5. AQ ↔ Weather station mapping (legacy)¶
File: 01_Data/Processed/Meteorological/AQ_Weather_SiteMapping.csv
Columns: aq_lat, aq_lon, wx_site, distance_km
Limitation: Keyed by raw lat/lon tuples, not by AQS site ID. Step 05
does not use this file for joining; it recomputes nearest-neighbor
pairing from canonical site coordinates for reproducibility.

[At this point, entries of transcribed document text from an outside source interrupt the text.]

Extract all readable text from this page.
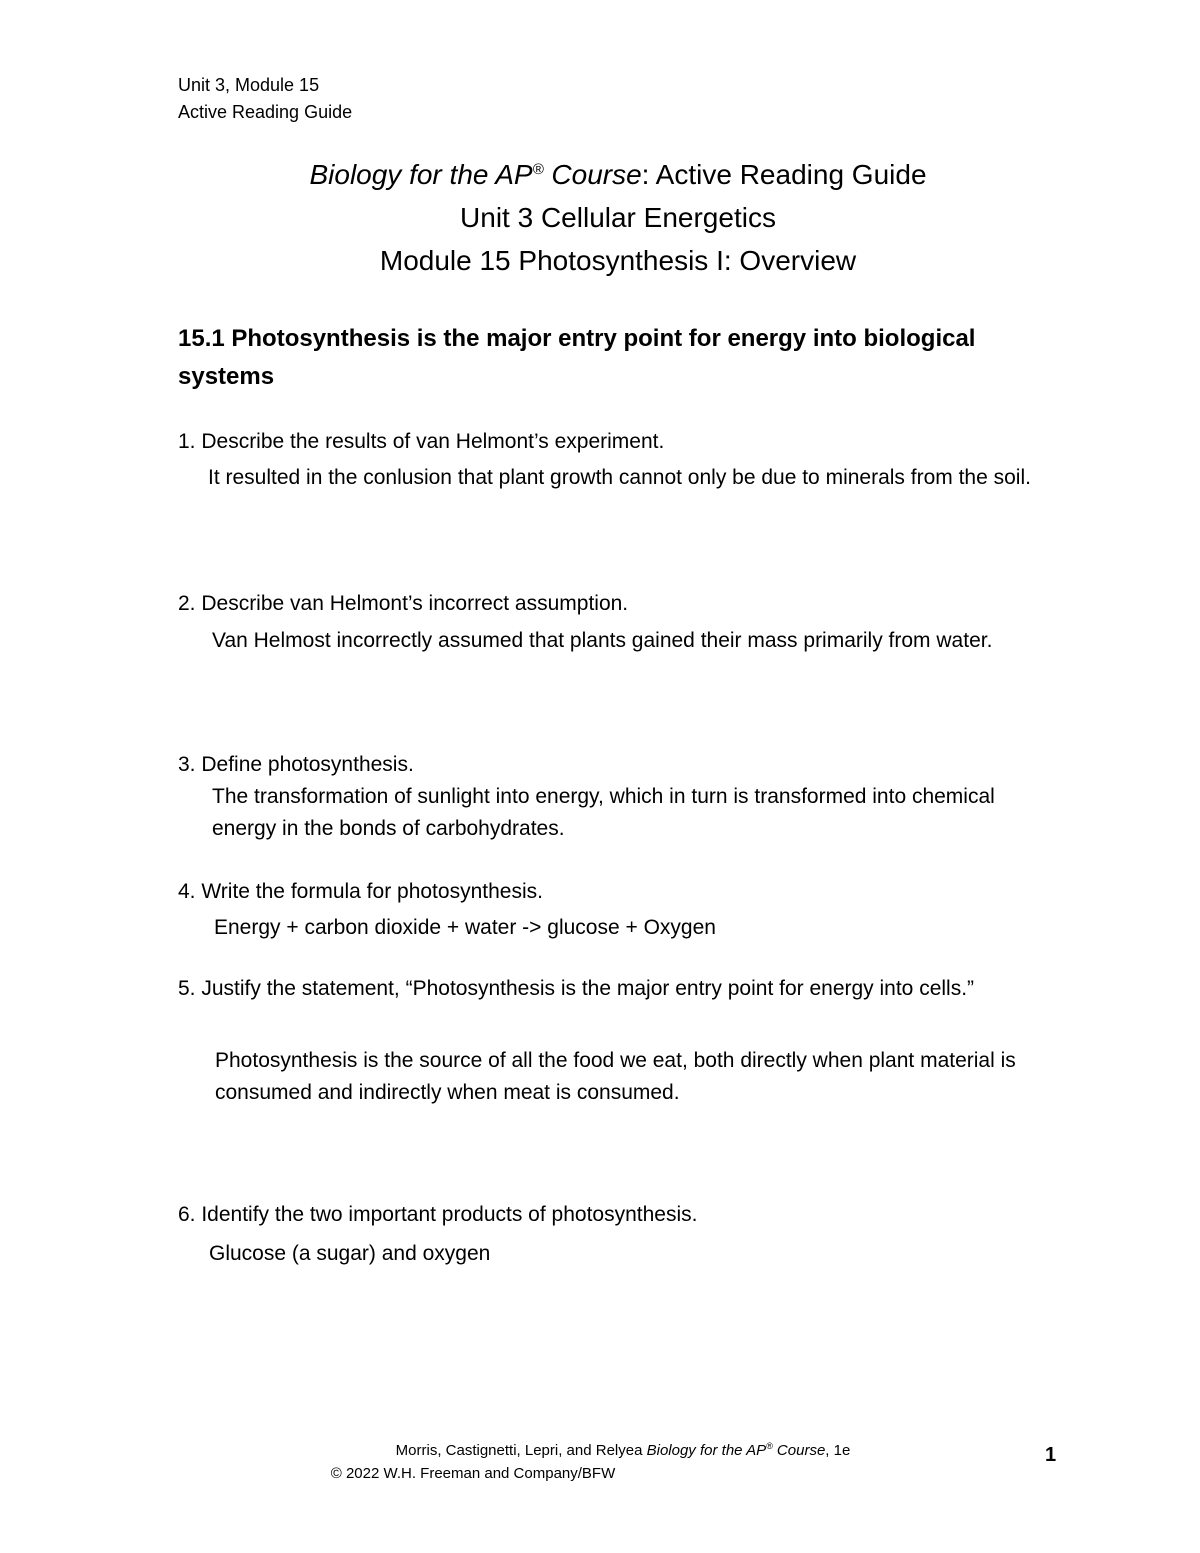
Unit 3, Module 15
Active Reading Guide
Biology for the AP® Course: Active Reading Guide
Unit 3 Cellular Energetics
Module 15 Photosynthesis I: Overview
15.1 Photosynthesis is the major entry point for energy into biological systems
1. Describe the results of van Helmont’s experiment.
It resulted in the conlusion that plant growth cannot only be due to minerals from the soil.
2. Describe van Helmont’s incorrect assumption.
Van Helmost incorrectly assumed that plants gained their mass primarily from water.
3. Define photosynthesis.
The transformation of sunlight into energy, which in turn is transformed into chemical energy in the bonds of carbohydrates.
4. Write the formula for photosynthesis.
Energy + carbon dioxide + water -> glucose + Oxygen
5. Justify the statement, “Photosynthesis is the major entry point for energy into cells.”
Photosynthesis is the source of all the food we eat, both directly when plant material is consumed and indirectly when meat is consumed.
6. Identify the two important products of photosynthesis.
Glucose (a sugar) and oxygen
Morris, Castignetti, Lepri, and Relyea Biology for the AP® Course, 1e
© 2022 W.H. Freeman and Company/BFW
1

6. Reference registry (authoritative site list)¶
File: 01_Data/Reference/enhanced_monitoring_sites.csv
Rows: 29 AQ sites with verified lat/lon, pollutant coverage, operating
schedules, and AQS network type.
Derived from: EPA AQS monitoring site table + manual TCEQ enrichment.
Use in pipeline: Primary coordinate source for step 05's Haversine pairing.
Data freshness¶
| Source | Last refresh | Cadence | Next refresh |
|---|---|---|---|
| EPA AQS | 2026-02-18 | Ad-hoc annual | Early 2027 |
| TCEQ CAMS | 2026-04-06 | Ad-hoc annual | Early 2027 |
| OpenWeather | 2025-12 | Bulk end-of-year | Late 2026 |
Re-running data acquisition¶
Data acquisition is outside the pipeline scope — raw files are treated as immutable inputs. To add a new year or new site:
- Download raw data from EPA AQS Data Mart or TCEQ TAMIS
- Place under
!Final Raw Data/… - Re-run upstream reorganization scripts in
02_Scripts/Python/to refresh01_Data/Processed/By_Pollutant/*.csv - Re-run the pipeline:
python pipeline/run_pipeline.py
Steps 1–3 are the responsibility of the project team and pre-date this pipeline. Step 4 handles everything from raw CSV → Postgres in ~15 minutes.